Kötü bir karneyle karşılaşan ailelerin çocuklarını suçlamak, yargılamak yada tatilde ders çalışmaya zorlamak yerine yetersiz olduğu dersleri nasıl düzeltmesi gerektiği konusunda yardımcı olmaları gerektiği bildirildi.
Selçuk Üniversitesi Ahmet Keleşoğlu Eğitim Fakültesi Eğitim Bilimleri Bölümü Öğretim Üyesi Doç. Dr. Ali Murat Sünbül, karnenin öğrencinin birinci dönemdeki durumuyla ilgili bilgiler veren bir uygulama olduğunu belirterek, “Karneyi çocuk için bir yargılama, sorgulama ya da geçmişin hesabını sorma şeklinde algılamamalıyız. Karne, gelecek dönemle ilgili çalışma alışkanlıkları ile ilgili fikir verme aracı olarak kullanılmalıdır. Bu nedenle çocuk üzerinde olumsuz davranışlar sergilenmemelidir. Bu çocuk üzerinde geri dönülemez psikolojik tahribata neden olabilir” dedi. Yapılan yanlışlardan en önde geleninin çocuğun başarılı yaşıtlarıyla kıyaslanması olduğunu ifade eden Doç. Dr. Ali Murat Sünbül, “Çocuğu başarılı öğrencilerle karşılaştırma, kötü not alan öğrencinin olumsuz tarafını ön plana çıkarma, ‘Sen busun, senden adam olmaz’ şeklinde ifadeler, çocuğun kişiliğinin gelişmesinde büyük yara açar. Bunun yerine çocuğu motive edecek ve kötü notlarını nasıl telâfi edebileceği yönünde motive edici davranışlarda bulunulması gerekiyor” şeklinde konuştu.
KARNENİN TELÂFİSİ VAR, AMA ÇOCUĞUN YOK
Karnedeki notların telafi edilebilir bir şey olduğunu ve velilerin bunu böyle kabullenmesi gerektiğini vurgulayan Sünbül, “Karnedeki notların telâfisi var. Belli bir sistemle ikinci dönem bu kötü notlar düzeltilebilir. Ama unutulmamalıdır ki çocuklarımızın telâfisi yok. Notları kötü diye cezalandırdığımız, aşağıladığımız çocuklarımızın psikolojilerinde oluşan büyük tahribatın bir telâfisi yok.

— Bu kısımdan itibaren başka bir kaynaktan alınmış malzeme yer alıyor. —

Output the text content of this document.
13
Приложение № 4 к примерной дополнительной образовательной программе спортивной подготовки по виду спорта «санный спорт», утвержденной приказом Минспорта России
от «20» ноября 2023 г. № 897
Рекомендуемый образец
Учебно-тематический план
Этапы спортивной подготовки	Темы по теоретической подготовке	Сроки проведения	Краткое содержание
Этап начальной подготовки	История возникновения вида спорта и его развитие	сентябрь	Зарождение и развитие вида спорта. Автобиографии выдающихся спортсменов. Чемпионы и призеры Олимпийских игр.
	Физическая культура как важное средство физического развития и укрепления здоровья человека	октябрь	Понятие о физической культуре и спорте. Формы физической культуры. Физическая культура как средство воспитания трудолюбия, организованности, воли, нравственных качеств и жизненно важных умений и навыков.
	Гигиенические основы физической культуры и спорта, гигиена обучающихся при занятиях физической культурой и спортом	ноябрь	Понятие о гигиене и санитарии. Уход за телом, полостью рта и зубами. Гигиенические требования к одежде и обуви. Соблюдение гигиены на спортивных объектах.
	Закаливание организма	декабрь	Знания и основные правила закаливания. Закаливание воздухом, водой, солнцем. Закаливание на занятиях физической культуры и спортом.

Bu kötü davranışların sonuçlarını her gün ekranlardan izliyoruz. Bunları yaşamamak adına notları bir sonuç olarak değil bir süreç olarak görmeli ve bu sürece bizler de aktif olarak katılmalıyız. Çocuğumuzun başarılı olmasını istiyorsak kendimizi ondan soyutlamamalı, eve geldiğimizde onunla ilgilenmeli ve gerek okulda yaptıkları, gerekse dersleri ile ilgili onunla konuşmalıyız. Bu davranışımızla çocuğumuza akademik bir sorumluluk kazandırmış oluruz. Yapılan araştırmalarda başarılı öğrencilerin zekâdan çok akademik sorumluğunun ağır bastığı görüldü” dedi.